Я нахожу глаза Рейган – они такие голубые, такие голубые… Светло-голубые и распахнутые, как небо Техаса. А я всё ещё не могу вздохнуть. Опускаюсь на ступеньку, открываю рот и пытаюсь глотнуть кислорода, часто моргая; в глазах двоится, кулаки сжимаются и дрожат.

Я вижу Рейган, вижу, как шевелятся её губы. Но ничего не слышу. Потолок. Стена. Фото, грёбаное фото, грёбаный Том и молодая, тонкая, яркоглазая Рейган с льняными волосами, светлее, чем сейчас, и одна её рука вокруг него, а другая на его груди, рядом большой мускулистый Карл, обнимающий их обоих.

Потом я чувствую руку Рейган на своей спине – царапающую, поглаживающую, кружащую. Начинаю слышать звуки, слова, сказанные ею – искаженные, но уже членораздельные.

— …рек… Дерек? Поговори со мной. Пожалуйста, вернись. Дыши. Я здесь. Всё хорошо.

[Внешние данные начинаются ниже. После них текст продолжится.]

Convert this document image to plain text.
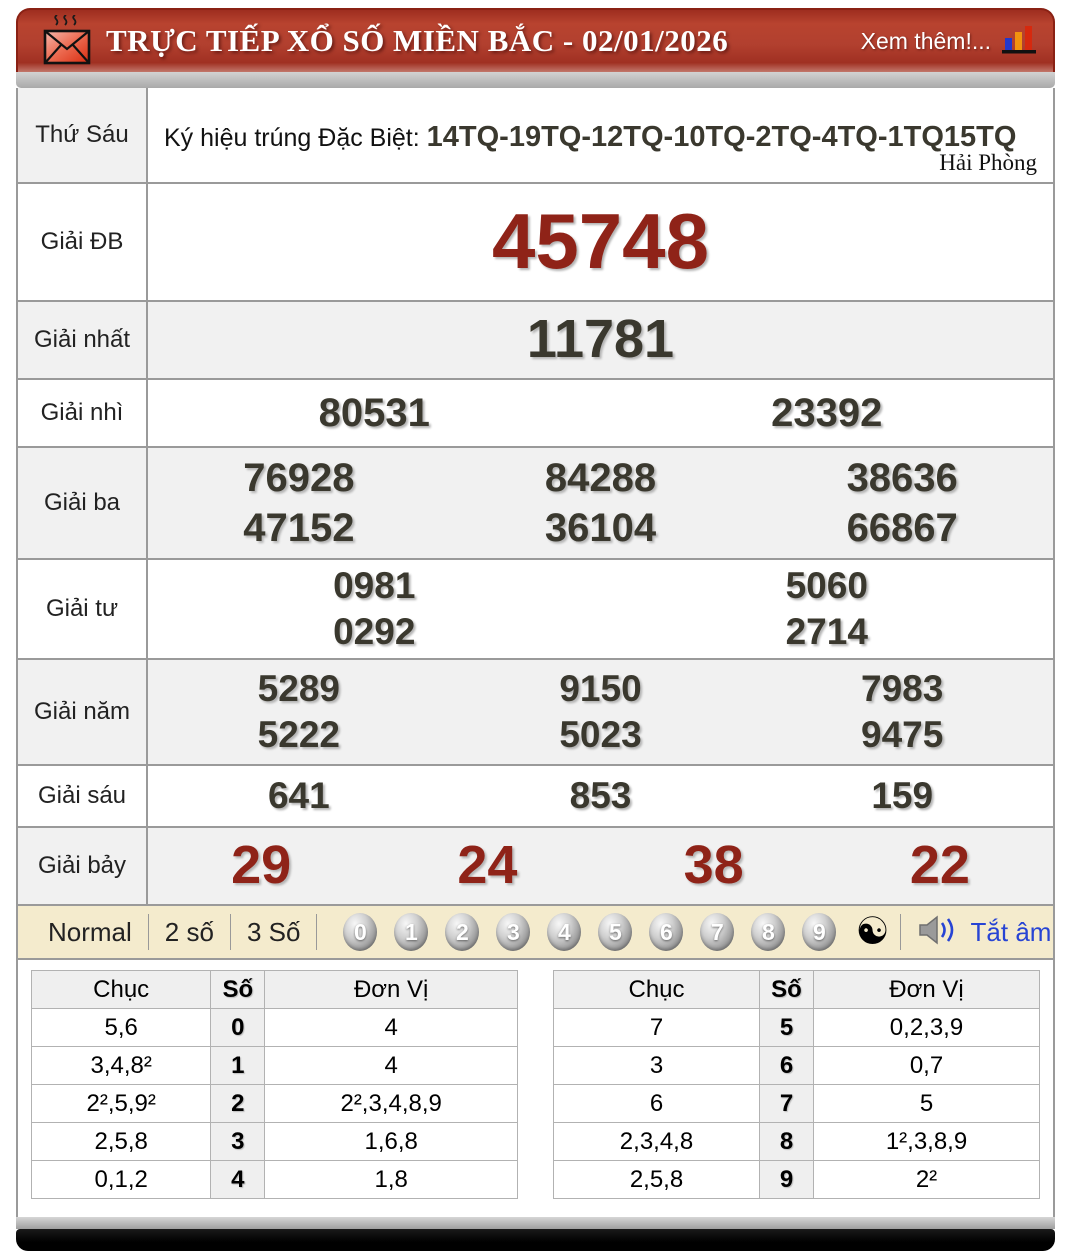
TRỰC TIẾP XỔ SỐ MIỀN BẮC - 02/01/2026	Xem thêm!...
Thứ Sáu	Ký hiệu trúng Đặc Biệt: 14TQ-19TQ-12TQ-10TQ-2TQ-4TQ-1TQ15TQ
Hải Phòng
Giải ĐB	45748
Giải nhất	11781
Giải nhì	80531	23392
Giải ba
76928	84288	38636
47152	36104	66867
Giải tư
0981	5060
0292	2714
Giải năm
5289	9150	7983
5222	5023	9475
Giải sáu	641	853	159
Giải bảy	29	24	38	22
Normal	2 số	3 Số	0	1	2	3	4	5	6	7	8	9 ☯	Tắt âm
Chục	Số	Đơn Vị
5,6	0	4
3,4,8²	1	4
2²,5,9²	2	2²,3,4,8,9
2,5,8	3	1,6,8
0,1,2	4	1,8
Chục	Số	Đơn Vị
7	5	0,2,3,9
3	6	0,7
6	7	5
2,3,4,8	8	1²,3,8,9
2,5,8	9	2²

Я сдвигаюсь, скручиваюсь. Снова вижу её глаза, напуганные и обеспокоенные.

— Мне нужно выпрямиться, — я ложусь, падая, сползаю по лестнице, ребро одной из ступеней врезается мне в спину. — Помоги мне сесть.

Рейган спускается ниже меня, берёт меня за руку, помогая сесть. Садится на ступеньку ниже, сбоку от меня. По её щеке скользит слеза.

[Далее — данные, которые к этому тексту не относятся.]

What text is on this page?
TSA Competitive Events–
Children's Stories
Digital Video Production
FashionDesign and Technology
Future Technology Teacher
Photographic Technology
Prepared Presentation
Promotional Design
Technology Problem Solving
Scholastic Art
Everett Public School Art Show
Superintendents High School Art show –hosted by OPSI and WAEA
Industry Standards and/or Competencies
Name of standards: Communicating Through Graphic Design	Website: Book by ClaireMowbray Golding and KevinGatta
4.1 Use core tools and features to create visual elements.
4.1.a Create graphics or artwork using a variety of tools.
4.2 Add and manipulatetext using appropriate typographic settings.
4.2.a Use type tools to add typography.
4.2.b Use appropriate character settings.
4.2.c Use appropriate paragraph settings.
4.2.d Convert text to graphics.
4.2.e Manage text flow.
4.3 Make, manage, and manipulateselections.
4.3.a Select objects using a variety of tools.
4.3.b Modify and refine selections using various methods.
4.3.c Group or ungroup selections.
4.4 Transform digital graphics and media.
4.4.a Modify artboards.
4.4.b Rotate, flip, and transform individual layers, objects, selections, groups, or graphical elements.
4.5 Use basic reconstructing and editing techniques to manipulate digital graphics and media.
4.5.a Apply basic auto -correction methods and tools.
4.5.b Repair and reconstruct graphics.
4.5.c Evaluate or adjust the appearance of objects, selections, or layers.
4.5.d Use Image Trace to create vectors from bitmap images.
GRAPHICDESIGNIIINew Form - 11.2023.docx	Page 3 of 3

— Сейчас с тобой всё хорошо?

Я все еще задыхаюсь и потею, но атака прошла.

— Да. Мне просто нужна минутка.

Рейган вытирает лицо, прижимает щеку к моему колену:

— Ты напугал меня, Дерек.

— Я и сам испугался. Просто… удар. Без предупреждения.

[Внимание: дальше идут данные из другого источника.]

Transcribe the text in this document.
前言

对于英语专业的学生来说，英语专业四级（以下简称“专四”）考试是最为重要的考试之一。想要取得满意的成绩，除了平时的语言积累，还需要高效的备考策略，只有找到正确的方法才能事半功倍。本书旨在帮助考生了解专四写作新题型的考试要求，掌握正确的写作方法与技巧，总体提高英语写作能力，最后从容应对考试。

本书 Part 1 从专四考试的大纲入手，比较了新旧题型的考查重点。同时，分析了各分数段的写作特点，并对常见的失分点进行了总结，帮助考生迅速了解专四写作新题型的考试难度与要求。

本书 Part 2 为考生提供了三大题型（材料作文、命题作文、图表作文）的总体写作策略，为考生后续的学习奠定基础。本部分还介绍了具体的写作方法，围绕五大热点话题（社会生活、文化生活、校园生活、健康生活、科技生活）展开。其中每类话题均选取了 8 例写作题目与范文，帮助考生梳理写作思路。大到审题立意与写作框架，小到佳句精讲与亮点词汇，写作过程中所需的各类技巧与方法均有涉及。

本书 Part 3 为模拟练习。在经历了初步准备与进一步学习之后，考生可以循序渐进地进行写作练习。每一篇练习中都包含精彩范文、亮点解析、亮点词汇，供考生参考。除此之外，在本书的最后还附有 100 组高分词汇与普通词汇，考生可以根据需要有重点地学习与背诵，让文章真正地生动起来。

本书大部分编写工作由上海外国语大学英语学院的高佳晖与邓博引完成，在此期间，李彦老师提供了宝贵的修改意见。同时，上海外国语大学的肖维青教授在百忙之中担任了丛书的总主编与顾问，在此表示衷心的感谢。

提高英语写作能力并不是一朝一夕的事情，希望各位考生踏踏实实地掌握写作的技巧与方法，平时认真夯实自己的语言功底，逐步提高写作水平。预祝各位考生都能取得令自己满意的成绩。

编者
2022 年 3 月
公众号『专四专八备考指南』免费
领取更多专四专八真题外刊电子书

— Фото вызвало паническую атаку?

Я намеренно смотрю на нее и вокруг, куда угодно, кроме фотографии.

— Да.

Рейган тянется к рамке, снимает фото со стены. Держит. Вглядывается в него. Ещё одна слеза скатывается по щеке. Рейган вытирает её.

Нет. Это её. Её семья. Её память. Я не имею права позволить своей слабости заставить ее сделать это. Вынимаю фотографию из рук Рейган, заставляю себя посмотреть на снимок. Я вижу её, вижу его. Вспоминаю его таким, каким он был в лучшие годы. Легкая улыбка, похабные шутки. Постоянно говорит о Рейган, как ему не терпится вернуться домой и увидеть её. Я вижу, как он лежит на своей койке, пишет ей письмо. Блокирую волну воспоминаний, угрожающих навалиться на меня, и вешаю фотографию туда, где она и висела, уютно устроившись среди других.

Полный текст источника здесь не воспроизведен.